Craving

Craving oder Substanzverlangen ist ein Fachbegriff aus dem Bereich der Suchtmedizin und beschreibt den Suchtdruck, wobei der Begriff das unwiderstehliche Verlangen bis hin zum Zwang beschreibt, das bei Zwangs- und Suchterkrankungen vorkommt. Es ist zu beachten ,das mit Craving  ein subjektives Gefühl bezeichnet wird und nicht das Verhalten. Bei den von Craving Betroffenen besteht der starke Wunsch, einen bestimmten Stoff zu konsumieren (Alkohol, Drogen, Medikamente, Nikotin etc.) bzw. einer bestimmten Tätigkeit (Spielen, Traden) nachzugehen.
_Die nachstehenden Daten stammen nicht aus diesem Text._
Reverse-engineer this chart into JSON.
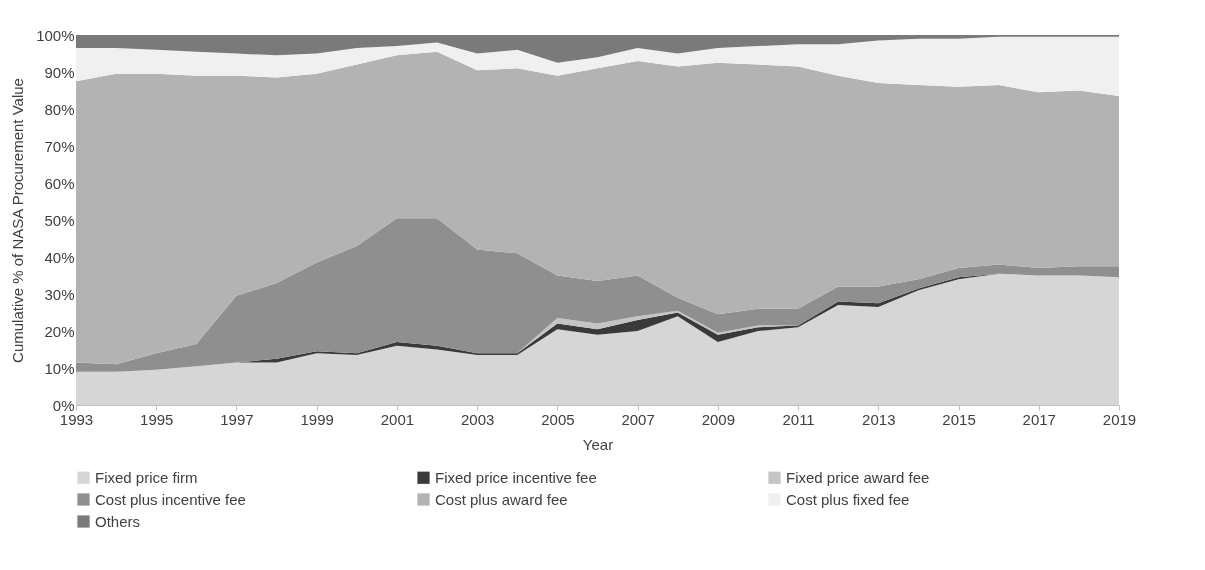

Das starke, kaum bezwingbare Verlangen nach frn abgesetzten Substanzen oder Tätigkeiten ist ein zentrales Merkmal von Sucht – Suchtgedächtnis. Das Auftreten von Craving ist in hohem Masse zustands- und situationsabhängig, d.h., es kann zeitweise gar nicht oder kaum vorhanden sein und dann wieder subjektiv ausgesprochen stark erlebt werden. Als eine mögliche Ursache für Craving werden Störungen des Belohnungssystems im Gehirn vermutet, lerntheoretisch kann man Craving als konditionierte Reaktion auf substanzbezogene Reize verstehen. Um Craving zu verhindern, werden zahlreiche Methoden eingesetzt, insbesondere Substitute des Suchtmittels, d.h., Ersatzmittel. Neben psychologischer Verfahren bieten daher auch Medikamente Hilfe bei der Behandlung etwa von Alkoholismus oder Nikotinsucht, d.h., sie unterdrücken das Craving nach Alkohol bzw. Nikotin, denn die Verminderung des Suchtdrucks spielt eine ganz zentrale Rolle bei der therapeutischen Behandlung. Erst, wenn der Drang nach Alkohol oder Nikotin reduziert und so der Konsum des Suchtmittels reduziert oder sogar ganz verhindert wird, kann eine physische und psychische Regeneration beginnen.

Literatur
Veltrup, Clemens,  Einsle, Franziska,  Lindenmeyer, Johannes,  Wetterling, Tilmann &  Junghanns, Klaus (2001). Die Erfassung des Cravings bei Alkoholabhängigen. Suchttherapie, 2, 14-24.